Re-Launch of Platform Governance Archive (PGA): Datasets, downloads and data paper, new website and collaboration with OTA

The Lab Platform Governance, Media and Technology (PGMT) at the ZeMKI, Centre for Media, Communication and Information Research, and the Alexander von Humboldt Institut for Internet and Society (HIIG) launch this week an updated version of its pioneering open-access repository of platform policies, the Platform Governance Archive (PGA). The extensive update includes the launch of a new website, which enables easier data access, the publication of a data paper, which gives a holistic overview of building the PGA, and the release of an updated dataset, which widens the scope of the PGA to cover more platforms and policies. 

The power of social media platforms has been a focal point of critical discussion and research – long before Musk took over Twitter. Platforms corporate policies are a key measure of the way platforms govern and order public discourse as they articulate which kind of content and conduct is allowed and prohibited on their services. These rulebooks are the subject of the Platform Governance Archive (PGA), an open-access repository of platform policies which aims to enable collaborative research on/critical engagement with how and when and why platforms are changing their rules founded by the Alexander von Humboldt Institut for Internet and Society (HIIG) and now hosted at the University of Bremen. 

The need for the systematic study of platform policies 

When first launched in April 2021, the PGA emerged out of the need to systematically study the historical evolution of platform policies and due to the lack of coherently collected data in this area, which did not rely on the platforms’ own corporate archives. The resulting PGA v1 dataset contains all historical versions of the Terms of Service, Community Guidelines and Privacy Policies by Facebook, YouTube, Twitter and Instagram (with the exception of YouTube’s Community Guidelines) from the time when they were first introduced through late 2021. 

New download option and data paper

The dataset was built through a combination of automated and manual approaches of data collection and data cleaning which are explained in detail in our newly published data paper. The paper also lays out the conceptual set up of the PGA and gives a detailed overview of the specificities of the included policies as well as some of the general trends and patterns which run through the historical evolution of the PGA v1 corpus.

As part of the new PGA website, the dataset is now available as a direct download. Overall, the corpus of the PGA v1 contains 153 policy documents with a total of 6,036 pages, which are provided in PDF, HTML and Markdown formats. The downloadable archive furthermore contains additional material and tools that were used in the data collection process. 

Collaboration with Open Terms Archive: New dataset includes more platforms and policies 

With the launch of PGA v2, we are also publishing a new dataset which widens the scope of the PGA to cover 18 platforms and currently 79 policies. The dataset is published in collaboration with the Open Terms Archive (OTA), an open source initiative which is dedicated to increase the transparency and democratic oversight of digital services. 

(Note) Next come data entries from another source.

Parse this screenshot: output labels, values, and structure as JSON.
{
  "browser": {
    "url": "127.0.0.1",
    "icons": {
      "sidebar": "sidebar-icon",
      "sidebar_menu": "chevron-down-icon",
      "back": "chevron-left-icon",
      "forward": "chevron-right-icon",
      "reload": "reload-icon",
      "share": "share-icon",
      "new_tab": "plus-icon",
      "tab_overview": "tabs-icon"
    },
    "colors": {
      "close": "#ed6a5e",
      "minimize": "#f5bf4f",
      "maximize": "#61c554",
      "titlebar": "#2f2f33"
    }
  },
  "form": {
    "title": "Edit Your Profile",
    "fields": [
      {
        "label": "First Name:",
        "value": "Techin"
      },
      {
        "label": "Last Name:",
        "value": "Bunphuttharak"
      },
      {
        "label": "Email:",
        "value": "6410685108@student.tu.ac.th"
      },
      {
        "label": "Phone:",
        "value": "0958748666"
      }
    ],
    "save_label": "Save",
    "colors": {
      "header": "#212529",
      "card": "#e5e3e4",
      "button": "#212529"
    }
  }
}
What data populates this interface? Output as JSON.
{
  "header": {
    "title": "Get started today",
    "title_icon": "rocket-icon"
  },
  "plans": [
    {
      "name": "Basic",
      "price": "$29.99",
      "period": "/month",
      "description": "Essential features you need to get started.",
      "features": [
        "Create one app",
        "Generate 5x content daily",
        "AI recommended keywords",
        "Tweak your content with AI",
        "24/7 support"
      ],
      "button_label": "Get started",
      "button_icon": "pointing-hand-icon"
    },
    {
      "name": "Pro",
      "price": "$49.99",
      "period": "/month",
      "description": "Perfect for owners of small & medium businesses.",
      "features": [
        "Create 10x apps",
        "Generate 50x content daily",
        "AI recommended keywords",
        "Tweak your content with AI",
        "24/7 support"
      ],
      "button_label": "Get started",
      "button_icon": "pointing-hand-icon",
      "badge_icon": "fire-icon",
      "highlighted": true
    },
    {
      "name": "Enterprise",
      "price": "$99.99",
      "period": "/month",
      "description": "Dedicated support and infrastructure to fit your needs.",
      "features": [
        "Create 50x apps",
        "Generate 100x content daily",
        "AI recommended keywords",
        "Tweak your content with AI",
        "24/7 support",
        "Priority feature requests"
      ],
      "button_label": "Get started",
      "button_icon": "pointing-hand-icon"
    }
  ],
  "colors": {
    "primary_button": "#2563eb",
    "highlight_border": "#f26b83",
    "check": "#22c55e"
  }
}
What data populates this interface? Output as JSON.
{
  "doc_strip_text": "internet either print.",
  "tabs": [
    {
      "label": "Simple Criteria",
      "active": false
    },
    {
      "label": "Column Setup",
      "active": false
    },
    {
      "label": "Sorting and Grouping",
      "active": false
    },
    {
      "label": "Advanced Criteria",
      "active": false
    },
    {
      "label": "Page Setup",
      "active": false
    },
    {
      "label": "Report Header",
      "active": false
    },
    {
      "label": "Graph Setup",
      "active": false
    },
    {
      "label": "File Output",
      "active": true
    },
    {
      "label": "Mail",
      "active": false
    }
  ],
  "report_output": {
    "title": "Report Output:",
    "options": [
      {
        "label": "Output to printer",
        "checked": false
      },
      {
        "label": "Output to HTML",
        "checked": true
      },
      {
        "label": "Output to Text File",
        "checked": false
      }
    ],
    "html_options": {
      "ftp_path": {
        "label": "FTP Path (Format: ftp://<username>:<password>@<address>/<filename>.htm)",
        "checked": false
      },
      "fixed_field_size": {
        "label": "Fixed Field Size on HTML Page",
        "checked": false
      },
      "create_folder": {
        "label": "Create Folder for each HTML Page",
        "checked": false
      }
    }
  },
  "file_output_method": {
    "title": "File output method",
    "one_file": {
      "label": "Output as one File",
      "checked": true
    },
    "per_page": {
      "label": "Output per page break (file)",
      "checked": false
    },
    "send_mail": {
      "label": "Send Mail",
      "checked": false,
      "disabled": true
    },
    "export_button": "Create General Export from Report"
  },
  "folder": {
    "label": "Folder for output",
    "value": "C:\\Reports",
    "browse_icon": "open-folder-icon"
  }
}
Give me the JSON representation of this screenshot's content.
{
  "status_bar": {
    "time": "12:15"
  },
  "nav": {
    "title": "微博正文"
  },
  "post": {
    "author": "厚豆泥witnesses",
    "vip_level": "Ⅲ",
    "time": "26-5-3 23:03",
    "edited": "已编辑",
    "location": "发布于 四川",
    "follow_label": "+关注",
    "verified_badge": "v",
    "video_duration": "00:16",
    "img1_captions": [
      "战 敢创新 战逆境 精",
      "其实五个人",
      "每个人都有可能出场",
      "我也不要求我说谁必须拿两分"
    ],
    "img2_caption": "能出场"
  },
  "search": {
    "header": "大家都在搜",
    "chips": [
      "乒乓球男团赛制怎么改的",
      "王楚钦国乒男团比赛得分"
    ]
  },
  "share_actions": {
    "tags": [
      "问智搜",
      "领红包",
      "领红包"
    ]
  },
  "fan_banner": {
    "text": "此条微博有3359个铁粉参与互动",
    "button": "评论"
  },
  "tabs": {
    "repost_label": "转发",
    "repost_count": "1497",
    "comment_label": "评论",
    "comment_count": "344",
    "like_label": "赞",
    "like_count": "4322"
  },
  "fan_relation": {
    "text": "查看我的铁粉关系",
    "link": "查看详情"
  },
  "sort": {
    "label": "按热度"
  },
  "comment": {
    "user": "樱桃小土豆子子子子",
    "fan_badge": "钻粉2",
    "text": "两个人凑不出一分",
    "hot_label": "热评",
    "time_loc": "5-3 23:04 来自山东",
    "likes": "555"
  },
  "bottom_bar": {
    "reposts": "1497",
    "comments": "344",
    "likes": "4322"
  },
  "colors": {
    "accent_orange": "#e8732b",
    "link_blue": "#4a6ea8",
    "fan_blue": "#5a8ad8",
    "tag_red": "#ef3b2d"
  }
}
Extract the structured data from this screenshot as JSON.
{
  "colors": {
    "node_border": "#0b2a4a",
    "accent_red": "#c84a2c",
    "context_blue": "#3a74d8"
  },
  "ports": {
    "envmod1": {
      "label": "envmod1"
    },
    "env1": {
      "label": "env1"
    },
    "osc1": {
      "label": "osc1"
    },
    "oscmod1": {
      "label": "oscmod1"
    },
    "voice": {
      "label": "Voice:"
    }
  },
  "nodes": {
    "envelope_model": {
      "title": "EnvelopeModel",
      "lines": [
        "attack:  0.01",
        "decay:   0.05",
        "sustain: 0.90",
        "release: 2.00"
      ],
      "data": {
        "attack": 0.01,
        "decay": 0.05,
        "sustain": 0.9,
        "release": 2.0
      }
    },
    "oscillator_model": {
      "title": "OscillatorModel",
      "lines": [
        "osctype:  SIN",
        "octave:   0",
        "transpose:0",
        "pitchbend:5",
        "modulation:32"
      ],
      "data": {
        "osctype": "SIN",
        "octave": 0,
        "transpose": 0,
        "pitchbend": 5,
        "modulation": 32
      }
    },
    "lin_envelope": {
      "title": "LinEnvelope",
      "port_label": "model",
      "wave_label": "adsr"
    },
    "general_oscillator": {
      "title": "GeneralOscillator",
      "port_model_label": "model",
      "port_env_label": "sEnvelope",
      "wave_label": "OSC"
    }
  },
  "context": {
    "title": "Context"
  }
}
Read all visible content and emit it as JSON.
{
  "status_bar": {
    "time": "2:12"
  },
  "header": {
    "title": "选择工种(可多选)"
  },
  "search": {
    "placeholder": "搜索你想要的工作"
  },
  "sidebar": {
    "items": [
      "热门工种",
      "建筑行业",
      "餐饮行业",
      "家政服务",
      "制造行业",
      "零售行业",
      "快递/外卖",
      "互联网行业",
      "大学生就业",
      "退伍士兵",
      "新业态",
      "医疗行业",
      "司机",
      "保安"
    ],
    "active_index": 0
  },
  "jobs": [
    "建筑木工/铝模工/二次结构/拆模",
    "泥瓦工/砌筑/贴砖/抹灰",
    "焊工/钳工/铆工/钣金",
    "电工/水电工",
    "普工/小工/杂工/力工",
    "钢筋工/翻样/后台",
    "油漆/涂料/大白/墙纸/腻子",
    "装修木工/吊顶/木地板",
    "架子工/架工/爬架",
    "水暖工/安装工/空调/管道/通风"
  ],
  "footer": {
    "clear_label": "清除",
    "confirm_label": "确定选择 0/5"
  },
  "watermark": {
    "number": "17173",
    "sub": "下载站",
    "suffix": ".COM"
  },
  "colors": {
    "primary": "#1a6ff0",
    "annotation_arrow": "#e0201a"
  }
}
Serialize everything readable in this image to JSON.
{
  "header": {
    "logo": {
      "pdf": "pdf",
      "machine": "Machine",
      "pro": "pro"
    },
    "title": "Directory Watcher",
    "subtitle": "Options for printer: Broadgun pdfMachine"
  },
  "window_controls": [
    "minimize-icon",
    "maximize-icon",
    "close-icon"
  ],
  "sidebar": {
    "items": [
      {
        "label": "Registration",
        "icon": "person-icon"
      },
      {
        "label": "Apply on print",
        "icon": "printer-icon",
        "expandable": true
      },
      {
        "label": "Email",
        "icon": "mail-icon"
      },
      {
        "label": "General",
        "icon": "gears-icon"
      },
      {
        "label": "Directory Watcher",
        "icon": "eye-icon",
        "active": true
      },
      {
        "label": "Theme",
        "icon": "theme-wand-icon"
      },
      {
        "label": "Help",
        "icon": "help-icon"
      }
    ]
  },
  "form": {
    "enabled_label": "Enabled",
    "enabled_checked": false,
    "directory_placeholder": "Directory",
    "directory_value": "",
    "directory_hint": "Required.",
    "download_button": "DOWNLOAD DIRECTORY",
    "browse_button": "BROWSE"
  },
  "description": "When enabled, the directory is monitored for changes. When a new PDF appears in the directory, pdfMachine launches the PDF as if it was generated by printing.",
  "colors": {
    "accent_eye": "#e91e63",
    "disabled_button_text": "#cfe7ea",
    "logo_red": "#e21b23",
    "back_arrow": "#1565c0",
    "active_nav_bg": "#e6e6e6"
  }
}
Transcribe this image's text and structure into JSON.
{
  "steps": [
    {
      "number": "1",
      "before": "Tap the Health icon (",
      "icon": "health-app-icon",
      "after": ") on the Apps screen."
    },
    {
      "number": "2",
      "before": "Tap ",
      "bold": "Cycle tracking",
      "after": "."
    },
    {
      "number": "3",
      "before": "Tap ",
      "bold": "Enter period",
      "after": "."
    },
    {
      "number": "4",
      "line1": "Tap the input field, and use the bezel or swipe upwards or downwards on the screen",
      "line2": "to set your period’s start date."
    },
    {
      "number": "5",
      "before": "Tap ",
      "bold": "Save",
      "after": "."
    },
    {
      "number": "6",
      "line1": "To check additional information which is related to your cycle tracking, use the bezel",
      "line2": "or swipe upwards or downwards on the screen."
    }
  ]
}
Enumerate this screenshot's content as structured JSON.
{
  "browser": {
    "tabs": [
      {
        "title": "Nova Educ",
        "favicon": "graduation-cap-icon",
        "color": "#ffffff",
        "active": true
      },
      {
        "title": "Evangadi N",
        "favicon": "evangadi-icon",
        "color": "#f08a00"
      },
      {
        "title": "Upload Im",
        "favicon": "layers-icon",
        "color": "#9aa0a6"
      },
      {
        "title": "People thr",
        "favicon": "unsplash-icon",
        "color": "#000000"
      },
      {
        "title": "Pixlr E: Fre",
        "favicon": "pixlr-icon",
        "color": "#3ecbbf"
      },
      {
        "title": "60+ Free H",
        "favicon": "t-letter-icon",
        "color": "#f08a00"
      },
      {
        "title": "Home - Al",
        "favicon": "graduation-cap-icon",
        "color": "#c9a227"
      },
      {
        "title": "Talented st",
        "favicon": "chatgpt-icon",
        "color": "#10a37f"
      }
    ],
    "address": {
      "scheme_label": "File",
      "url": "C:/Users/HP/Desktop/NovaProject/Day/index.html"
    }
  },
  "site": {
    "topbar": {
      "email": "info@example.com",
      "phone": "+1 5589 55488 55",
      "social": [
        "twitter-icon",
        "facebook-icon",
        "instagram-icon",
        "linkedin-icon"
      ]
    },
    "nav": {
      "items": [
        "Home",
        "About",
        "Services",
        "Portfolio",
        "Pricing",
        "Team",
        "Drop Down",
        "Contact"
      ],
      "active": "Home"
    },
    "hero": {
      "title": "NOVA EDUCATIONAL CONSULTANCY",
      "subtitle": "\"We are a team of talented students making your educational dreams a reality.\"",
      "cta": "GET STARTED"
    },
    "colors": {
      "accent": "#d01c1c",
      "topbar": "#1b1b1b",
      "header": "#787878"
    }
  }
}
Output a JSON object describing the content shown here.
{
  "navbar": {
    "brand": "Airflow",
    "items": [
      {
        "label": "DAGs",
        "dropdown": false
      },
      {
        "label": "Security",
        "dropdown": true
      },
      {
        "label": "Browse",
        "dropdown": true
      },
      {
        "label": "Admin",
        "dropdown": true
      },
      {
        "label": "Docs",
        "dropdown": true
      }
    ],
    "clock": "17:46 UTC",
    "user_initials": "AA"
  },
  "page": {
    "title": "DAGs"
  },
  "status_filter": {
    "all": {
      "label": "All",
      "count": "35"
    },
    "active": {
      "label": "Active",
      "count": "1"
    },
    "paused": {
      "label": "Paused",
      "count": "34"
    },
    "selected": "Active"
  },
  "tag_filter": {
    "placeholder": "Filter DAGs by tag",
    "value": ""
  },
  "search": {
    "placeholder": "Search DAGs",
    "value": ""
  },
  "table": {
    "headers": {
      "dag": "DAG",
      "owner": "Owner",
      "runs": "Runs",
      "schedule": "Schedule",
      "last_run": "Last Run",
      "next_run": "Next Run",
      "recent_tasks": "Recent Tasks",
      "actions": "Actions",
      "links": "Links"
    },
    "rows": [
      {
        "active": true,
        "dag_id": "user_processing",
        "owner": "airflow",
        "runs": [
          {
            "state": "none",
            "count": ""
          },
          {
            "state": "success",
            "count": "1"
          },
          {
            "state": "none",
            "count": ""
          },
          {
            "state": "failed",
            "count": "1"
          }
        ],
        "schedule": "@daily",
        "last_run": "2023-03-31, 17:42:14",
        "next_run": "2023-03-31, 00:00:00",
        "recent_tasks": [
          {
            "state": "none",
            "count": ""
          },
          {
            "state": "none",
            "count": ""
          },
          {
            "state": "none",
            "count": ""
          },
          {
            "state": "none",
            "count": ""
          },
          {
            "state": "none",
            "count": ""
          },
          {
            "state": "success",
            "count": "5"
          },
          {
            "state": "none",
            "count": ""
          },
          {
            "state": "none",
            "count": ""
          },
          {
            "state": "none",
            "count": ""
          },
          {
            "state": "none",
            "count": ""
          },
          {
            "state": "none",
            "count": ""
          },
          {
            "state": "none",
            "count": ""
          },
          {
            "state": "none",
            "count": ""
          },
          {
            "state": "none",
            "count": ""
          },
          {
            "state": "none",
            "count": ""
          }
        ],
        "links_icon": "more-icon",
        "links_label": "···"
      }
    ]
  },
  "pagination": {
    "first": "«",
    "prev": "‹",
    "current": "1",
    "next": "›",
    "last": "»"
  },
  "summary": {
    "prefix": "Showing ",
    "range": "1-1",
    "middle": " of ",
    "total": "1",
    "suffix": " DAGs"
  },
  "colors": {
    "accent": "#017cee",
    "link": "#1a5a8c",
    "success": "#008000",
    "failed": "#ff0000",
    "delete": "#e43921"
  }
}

The PGA v2 dataset goes back to April 2022 and is automatically updated on a daily basis to enable the continuous tracking of changes in the selected policies. Whenever a change is made to one of the tracked policies, the system stores a snapshot to a Github repository where the change can be examined using Github’s change visualisation. The dataset can also be downloaded as a bulk download as an archive of Markdown files. 

Funding for the PGA has been provided by the hosting institutions as well as by different partners and funding schemes such as the EU Horizon 2020 project reCreating Europe, Wikimedia Deutschland and the Data Science Center (DSC) at the University of Bremen.

Future directions 

In the future, the PGMT Lab will continue developing the PGA by merging the historical dataset with the ongoing data collection into an integrated dataset. The roadmap also includes the addition of more platforms and more language versions. The PGA has been used for a growing body of research on platform policies and enables researchers, journalists and the public to answer questions on the historical evolution of platform policies.